Acoustic response of molecular adsorption and sound propagation in nanoporous materials
L Didier and A Sam and R Venegas and B Coasne, PHYSICAL REVIEW MATERIALS, 9, 056001 (2025).
DOI: 10.1103/PhysRevMaterials.9.056001
Nanoporous materials are expected to be game changers in the energy and environmental crisis, with central applications in fluid adsorption, separation, and catalysis. Yet, besides the abundant literature on fluids nanoconfined in their extreme porosity, the acoustic behavior of nanoporous solids subjected to fluid adsorption remains to be explored. In fact, while sound testing is a routine method used to probe fluid- filled porous materials- typically for geoscience applications, the molecular origin of the acoustic signature of fluid confinement at the nanoscale has yet to be unveiled.

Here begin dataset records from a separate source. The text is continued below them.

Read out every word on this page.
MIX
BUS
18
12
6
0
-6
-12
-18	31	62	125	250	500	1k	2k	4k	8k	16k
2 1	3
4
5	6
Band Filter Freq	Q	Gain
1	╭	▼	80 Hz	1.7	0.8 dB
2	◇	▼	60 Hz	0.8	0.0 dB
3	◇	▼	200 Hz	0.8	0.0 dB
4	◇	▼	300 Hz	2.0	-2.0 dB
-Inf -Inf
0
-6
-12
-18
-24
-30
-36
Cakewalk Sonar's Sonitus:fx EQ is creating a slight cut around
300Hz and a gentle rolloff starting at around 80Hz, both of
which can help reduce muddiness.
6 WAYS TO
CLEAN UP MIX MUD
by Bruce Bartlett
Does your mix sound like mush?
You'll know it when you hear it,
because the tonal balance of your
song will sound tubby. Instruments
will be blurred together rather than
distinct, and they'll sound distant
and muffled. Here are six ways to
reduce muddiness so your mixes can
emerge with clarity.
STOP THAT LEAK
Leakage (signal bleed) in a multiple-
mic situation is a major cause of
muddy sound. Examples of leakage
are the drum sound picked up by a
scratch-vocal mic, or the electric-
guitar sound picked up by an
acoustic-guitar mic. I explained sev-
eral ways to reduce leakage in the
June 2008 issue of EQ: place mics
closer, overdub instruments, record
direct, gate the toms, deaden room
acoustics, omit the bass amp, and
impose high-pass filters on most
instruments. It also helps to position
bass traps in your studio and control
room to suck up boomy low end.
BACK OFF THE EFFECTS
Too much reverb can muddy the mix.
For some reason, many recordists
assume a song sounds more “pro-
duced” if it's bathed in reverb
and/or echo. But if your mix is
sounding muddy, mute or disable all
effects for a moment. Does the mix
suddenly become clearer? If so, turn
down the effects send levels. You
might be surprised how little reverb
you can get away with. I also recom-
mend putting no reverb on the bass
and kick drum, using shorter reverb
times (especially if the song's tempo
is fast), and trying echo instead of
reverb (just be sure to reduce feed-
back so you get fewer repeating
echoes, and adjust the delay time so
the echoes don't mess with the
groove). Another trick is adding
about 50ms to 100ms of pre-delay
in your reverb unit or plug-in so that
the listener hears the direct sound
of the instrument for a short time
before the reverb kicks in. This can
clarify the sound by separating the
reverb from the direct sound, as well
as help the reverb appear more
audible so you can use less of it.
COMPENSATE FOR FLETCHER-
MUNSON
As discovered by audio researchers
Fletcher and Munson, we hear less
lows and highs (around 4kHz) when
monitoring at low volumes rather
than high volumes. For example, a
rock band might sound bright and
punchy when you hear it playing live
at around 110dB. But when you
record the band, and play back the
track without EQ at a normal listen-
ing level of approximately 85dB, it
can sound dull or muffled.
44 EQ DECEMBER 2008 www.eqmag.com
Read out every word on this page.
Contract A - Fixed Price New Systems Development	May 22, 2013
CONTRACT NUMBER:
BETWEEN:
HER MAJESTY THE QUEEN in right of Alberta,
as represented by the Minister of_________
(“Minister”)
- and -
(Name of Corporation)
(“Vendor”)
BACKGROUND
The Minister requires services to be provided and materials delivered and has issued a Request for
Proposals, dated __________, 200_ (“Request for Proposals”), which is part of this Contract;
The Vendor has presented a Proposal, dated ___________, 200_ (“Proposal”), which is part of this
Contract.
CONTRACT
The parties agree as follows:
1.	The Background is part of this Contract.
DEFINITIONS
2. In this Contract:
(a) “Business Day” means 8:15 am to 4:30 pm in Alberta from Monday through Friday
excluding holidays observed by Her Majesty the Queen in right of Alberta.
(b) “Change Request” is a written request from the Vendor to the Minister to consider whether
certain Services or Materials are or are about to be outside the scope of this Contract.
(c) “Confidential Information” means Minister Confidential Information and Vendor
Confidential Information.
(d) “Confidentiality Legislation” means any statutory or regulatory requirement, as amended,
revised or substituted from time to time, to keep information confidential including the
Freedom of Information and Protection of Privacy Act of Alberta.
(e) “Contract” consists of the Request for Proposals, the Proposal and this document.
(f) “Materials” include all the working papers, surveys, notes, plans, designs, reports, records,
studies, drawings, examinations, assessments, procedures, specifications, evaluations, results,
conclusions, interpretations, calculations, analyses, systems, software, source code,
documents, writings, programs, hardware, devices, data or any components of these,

In particular, a molecular formalism describing how nanoconfinement and surface interactions affect longitudinal and transverse wave propagation is still missing. Here, using different fluids (CH4, CO2) in a prototypical nanoporous material (zeolite), we conduct a molecular simulation study to identify the acoustic modes (velocity and attenuation) from the system's dynamic structure factor. First, by varying the fluid nature and temperature as well as the fluid-solid interaction strength, we decipher the parameters that drive acoustic propagation and derive a simple kinematic model that predicts accurately the linear decay observed in the sound velocity upon increasing the fluid mass density (regardless of the fluid description level, e.g., flexible versus rigid, coarse-grained versus all-atom, etc.). Second, from the broadening of the acoustic modes in the dynamic structure factor, we show that attenuation increases with the fluid adsorbed amount and with the solid-fluid interaction strength due to phonon scattering at the fluid-solid interface. We establish that all data can be quantitatively rationalized by considering the change in the phonon lifetime through an additional relaxation time arising from the interaction between fluid molecules and the zeolite lattice. This simple stochastic model, which provides a robust framework to describe the acoustics of fluid-solid composites based on physical quantities amenable to simple experiments, offers new perspectives for the design of novel applications involving the acoustics of fluids in interaction with nanoporous solids.